Son las mujeres quienes han cargado con casi todo en el día a día, así que son ellas quienes se tienen que quitar esa responsabilidad de encima. Las que más sufren por no ser jóvenes y que el cuerpo no les responda. Una mentalidad impuesta con sangre y catecismo: vivir siendo la responsable única de los cuidados de la casa y de cada persona que hay dentro de ella. Esto les hace tener que descargarse incluso del sentimiento de culpa por no poder seguir cuidándolo todo. Por fin, parece que las cosas han cambiado en las generaciones posteriores (sin entrar a valorar cuánto, porque sigue siendo muy insuficiente), pero este proceso no todas las mujeres más mayores son capaces de recorrerlo.

Cada día, a la vuelta del trabajo, en los al menos 45 kilómetros de Manchuela que tengo que recorrer para llegar a casa, llamo a mi madre. Y me veo insistiéndole en que solicite un aumento de las horas de ayuda a domicilio, o en buscar más ayuda para que a sus cerca de 89 años no siga siendo la cuidadora principal de mi padre, un año y medio mayor que ella. Le cuento algunas de las veces que les hablé de ellos a las personas a las que visito, de cuantas personas de su edad confían en mí para vivir algo mejor. En ocasiones la nostalgia que siento al salir de sus casas me brota en los ojos y en la piel.

Mi padre se queja de su edad. No llegó a aprender a vivir con ninguna de sus enfermedades y da la sensación de que las lleva encima como un castigo que no merece. Ella no cuenta muchas de las cosas que le pasan; aunque somos dos hijas y dos hijos, ya la conocemos. Trato de convencerla de buscar a una persona que la acompañe y la cuide y a la que poder contar todo lo que probablemente nunca nos contará a nosotros. Durante toda la vida cuidó a su marido, a sus hijos, a sus hermanos, nietos y bisnietos y no va a cambiar por muchas más vueltas al sol que diera.

A veces durante la conversación y otras nada más colgar el teléfono, me doy cuenta de lo mucho que me cuesta separar mi profesión de la forma de pensar. Y me olvido de ser hijo en ocasiones. Sé que aunque sean cortas algunas de nuestras conversaciones, nos curan a los dos: a mi madre, que es quien puede conversar por teléfono y a mí. Me gusta haber sido capaz de conseguir muchos “te quiero” en lugar de “yo también a ti”. Le insistí cada día y ahora sabe hacerlo y eso nos cura a los dos de la distancia y sé que a ella un poquito de la vejez.

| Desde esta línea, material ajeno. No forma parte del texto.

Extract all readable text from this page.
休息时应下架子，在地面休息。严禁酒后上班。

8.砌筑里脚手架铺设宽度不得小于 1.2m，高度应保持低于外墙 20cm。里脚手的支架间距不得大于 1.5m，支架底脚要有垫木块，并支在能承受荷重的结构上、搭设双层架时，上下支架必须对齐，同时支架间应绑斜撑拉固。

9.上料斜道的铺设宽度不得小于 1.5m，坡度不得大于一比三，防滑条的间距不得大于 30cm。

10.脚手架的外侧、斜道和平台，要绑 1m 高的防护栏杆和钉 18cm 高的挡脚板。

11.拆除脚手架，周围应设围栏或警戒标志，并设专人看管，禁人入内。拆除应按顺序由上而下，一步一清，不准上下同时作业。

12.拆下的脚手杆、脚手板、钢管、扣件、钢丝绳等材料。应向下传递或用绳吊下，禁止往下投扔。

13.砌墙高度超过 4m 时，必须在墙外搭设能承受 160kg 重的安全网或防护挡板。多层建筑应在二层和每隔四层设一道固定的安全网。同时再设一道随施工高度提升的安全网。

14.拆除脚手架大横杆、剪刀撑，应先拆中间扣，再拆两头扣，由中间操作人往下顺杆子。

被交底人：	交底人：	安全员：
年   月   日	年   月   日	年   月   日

Desde hace ya unos años, cada vez que hago una visita domiciliaria a alguna pareja de avanzada edad, pienso en los 500 kilómetros que me separan de lo que queda de mis raíces y de los besos y abrazos que me curan.

Entrar en las casas de personas que esperan que su vida pueda mejorar siempre entraña una especial responsabilidad. En muchas de esas ocasiones se trata de mujeres y hombres con quienes ya hay un nivel de confianza suficiente como para hablar de las cosas más importantes, de aquellas que no cuentan a sus hijos e hijas. Y en esa forma de mostrar los sentimientos hay palabras que resumen vidas enteras, casi siempre duras desde la infancia. Me gusta encontrar los momentos en los que poder animar e incluso reír con esas personas. Siempre suaviza la conversación y ayuda a que fluyan los pensamientos atravesados.